We can add the Wikimedia blog as the value for catalog field. We can use the license provided in the footer of the blog as the rights for each blog entry. Inspect the Creative commons license with node picker and you will get the CSS path as follows.

html.svg body.post-template-default.single.single-post.postid-52999.single-format-standard.logged-in.admin-bar.no-customize-support.mp6.customizer-styles-applied.highlander-enabled.highlander-light div.wrapper div.footer div.shell div.footer-inner.cf div.copyright p a
Inspect node to get CSS path for copyright information for blog

We can identify this node by div.copyright p a and add this information in the item object as shown below.

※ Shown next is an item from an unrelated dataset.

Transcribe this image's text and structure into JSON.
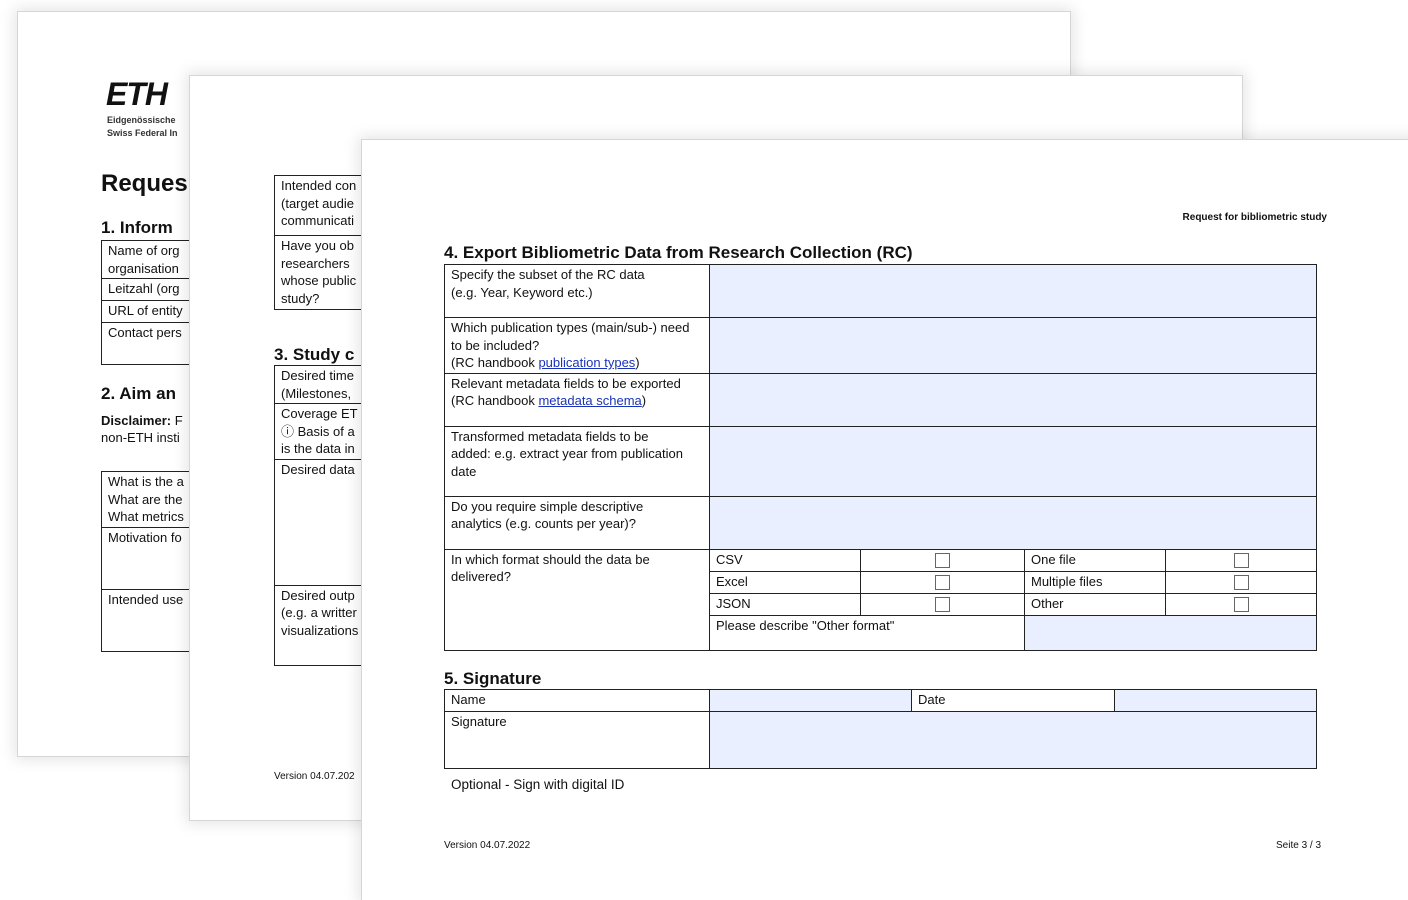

    item.libraryCatalog = "Wikimedia blog";
    item.rights = text(doc, "div.copyright p a");

Test Single entry Pages

[edit]

Rebuild the container to reflect the updates in translator and run the server. Test a single post entry using curl to make sure there is no syntax or logical bug in the code.

 curl -d '{"url":"https://blog.wikimedia.org/2017/08/23/vitor-mazuco/","sessionid":"abc123"}' \
       --header "Content-Type: application/json" \
       127.0.0.1:1969/web

Add test cases

[edit]

We should add test cases for each type of item that can be identified by the translator. Here we have identified pages as either single blog posts or multiple blog posts. On successfully testing urls in the above sections, we can manually write test cases using the results generated.

/** BEGIN TEST CASES **/
var testCases = [
    {
		"type": "web",
		"url": "https://blog.wikimedia.org/?s=wikimania",
		"items": "multiple"
	},
	{
		"type": "web",
		"url": "https://blog.wikimedia.org/c/community/",
		"items": "multiple"
	}
]/** END TEST CASES **/
Output of Zotero.debug(item) for single Wikimedia blog entry

The best way to write test case for single entry item is to use Zotero.debug(item) while removing item.complete() in the scrape method temporarily, use the output and save it in the following format.

	{
		"type": "web",
		"url": "https://blog.wikimedia.org/2017/08/23/vitor-mazuco/",
		"items": [
			{
				"itemType": "blogPost",
				"title": "Vitor Mazuco and the fandom that drives his Wikipedia editing – Wikimedia Blog",
				"creators": [
					{
						"firstName": "Ruby",
						"lastName": "Mizrahi",
						"creatorType": "author"
					},
					{
						"firstName": "Michelle",
						"lastName": "Fitzhugh-Craig",
						"creatorType": "author"
					}
				],
				"rights": "Creative Commons Attribution 3.0 unported license",
				"url": "https://blog.wikimedia.org/2017/08/23/vitor-mazuco/",
				"libraryCatalog": "Wikimedia blog",
				"attachments": [
					{
						"title": "Snapshot"
					}
				],
				"tags": [],
				"notes": [],
				"seeAlso": []
			}
		]
	}

Submit Pull Request

[edit]

Once the translator file is complete, we should submit it in the Zotero translator upstream on Github.

  1. Fork this repository and clone in the local system.
  2. Create a branch and copy this file in the repository.
  3. Create a pull request to contribute.
  4. File a task against Citoid in Phabricator to request to pull it into Citoid (example).